FIGS. 17-19 show the components of the system in several different positions along the course of a single pullback. FIG. 17 shows the components after 5 cm of pullback have been completed. There are still pronounced folds 115, and a waist 118 is just beginning to appear in the sterile bag 75. In FIG. 18, after 8 cm of pullback, there are fewer folds 115, and the waist 118 is becoming more pronounced. In FIG. 19, after 12 cm of pullback, there are only a few small folds 115 visible in the centerline of the sterile bag 75, and the waist 118 is very pronounced.
This invention is also applicable to other types of IVUS catheters, such as phased array IVUS catheters that do not have a rotating shaft, or rotating IVUS catheters that do not have an inner and outer sheath arrangement. In these applications, the entire catheter is pulled back in relation to the blood vessel.

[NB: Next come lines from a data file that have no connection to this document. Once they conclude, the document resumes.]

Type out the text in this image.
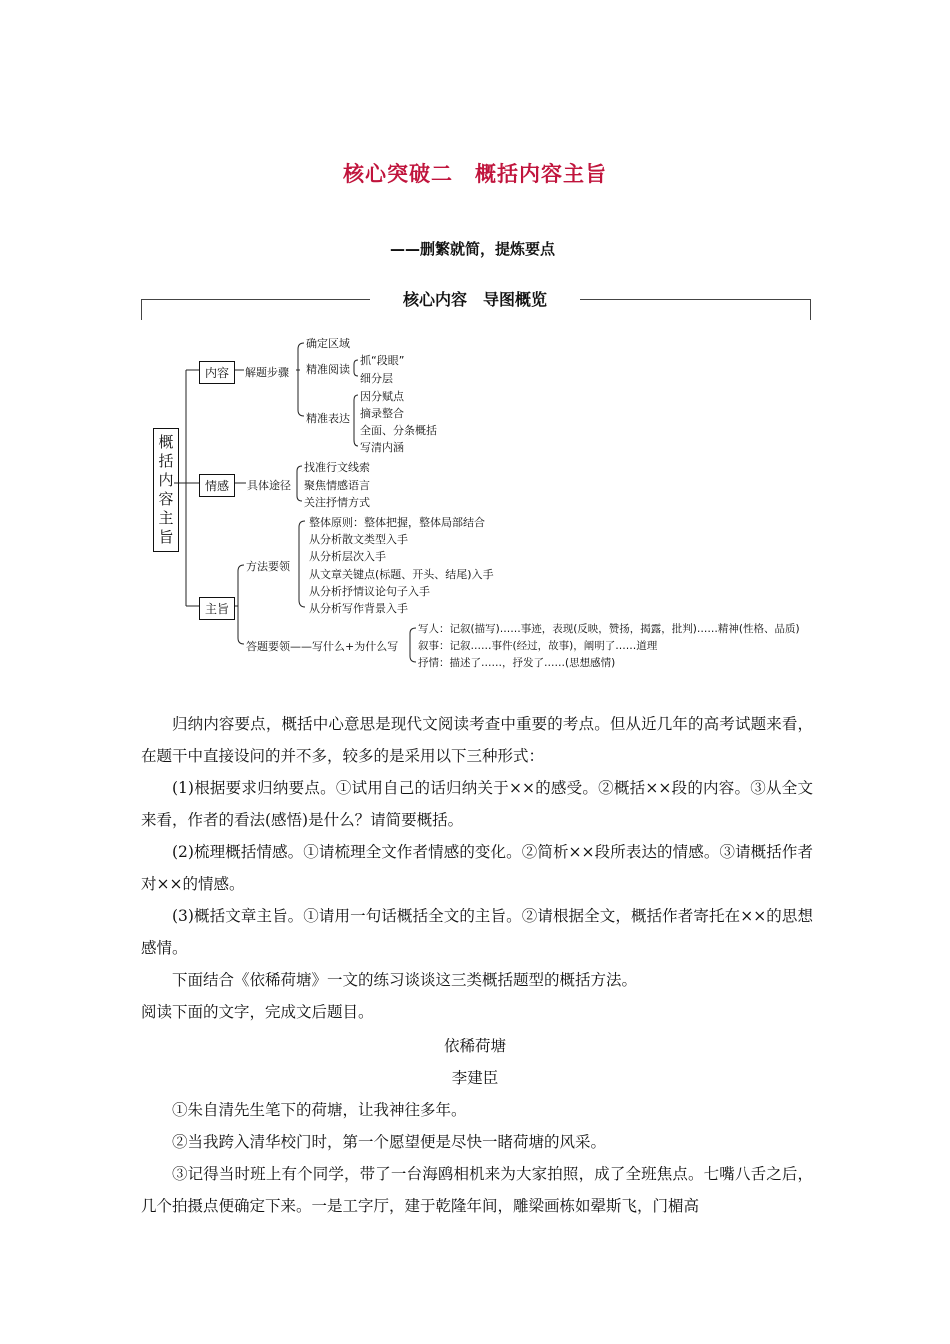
核心突破二　概括内容主旨
——删繁就简，提炼要点
核心内容　导图概览
概括内容主旨
内容	解题步骤
确定区域
精准阅读
抓“段眼”
细分层
精准表达
因分赋点
摘录整合
全面、分条概括
写清内涵
情感	具体途径
找准行文线索
聚焦情感语言
关注抒情方式
主旨
方法要领
整体原则：整体把握，整体局部结合
从分析散文类型入手
从分析层次入手
从文章关键点(标题、开头、结尾)入手
从分析抒情议论句子入手
从分析写作背景入手
答题要领——写什么+为什么写
写人：记叙(描写)……事迹，表现(反映，赞扬，揭露，批判)……精神(性格、品质)
叙事：记叙……事件(经过，故事)，阐明了……道理
抒情：描述了……，抒发了……(思想感情)
归纳内容要点，概括中心意思是现代文阅读考查中重要的考点。但从近几年的高考试题来看，在题干中直接设问的并不多，较多的是采用以下三种形式：
(1)根据要求归纳要点。①试用自己的话归纳关于××的感受。②概括××段的内容。③从全文来看，作者的看法(感悟)是什么？请简要概括。
(2)梳理概括情感。①请梳理全文作者情感的变化。②简析××段所表达的情感。③请概括作者对××的情感。
(3)概括文章主旨。①请用一句话概括全文的主旨。②请根据全文，概括作者寄托在××的思想感情。
下面结合《依稀荷塘》一文的练习谈谈这三类概括题型的概括方法。
阅读下面的文字，完成文后题目。
依稀荷塘
李建臣
①朱自清先生笔下的荷塘，让我神往多年。
②当我跨入清华校门时，第一个愿望便是尽快一睹荷塘的风采。
③记得当时班上有个同学，带了一台海鸥相机来为大家拍照，成了全班焦点。七嘴八舌之后，几个拍摄点便确定下来。一是工字厅，建于乾隆年间，雕梁画栋如翚斯飞，门楣高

In this case, the outer sheath clip 25 may instead be used to hold the hemostatic valve or guiding catheter. Alternatively, it may not be used at all.
In addition to the bag configuration presented in this patent, an alternative bag configuration may contain a longitudinal slit down the center of the bag at the proximal end. This slit allows the pullback device to be lowered into place in the bag, instead of inserted horizontally. The slit may contain an adhesive or zip locking closure, in order to then close around the pullback device and thus maintain sterility. In addition, this alternative embodiment or the original embodiment is constructed of a short bag, in cases where the pullback device does not require a cable (for example, in a device having a battery). In this embodiment, the proximal end of the bag has an envelope-like adhesive seal for securely closing the proximal end of the bag over the proximal end of the pullback device.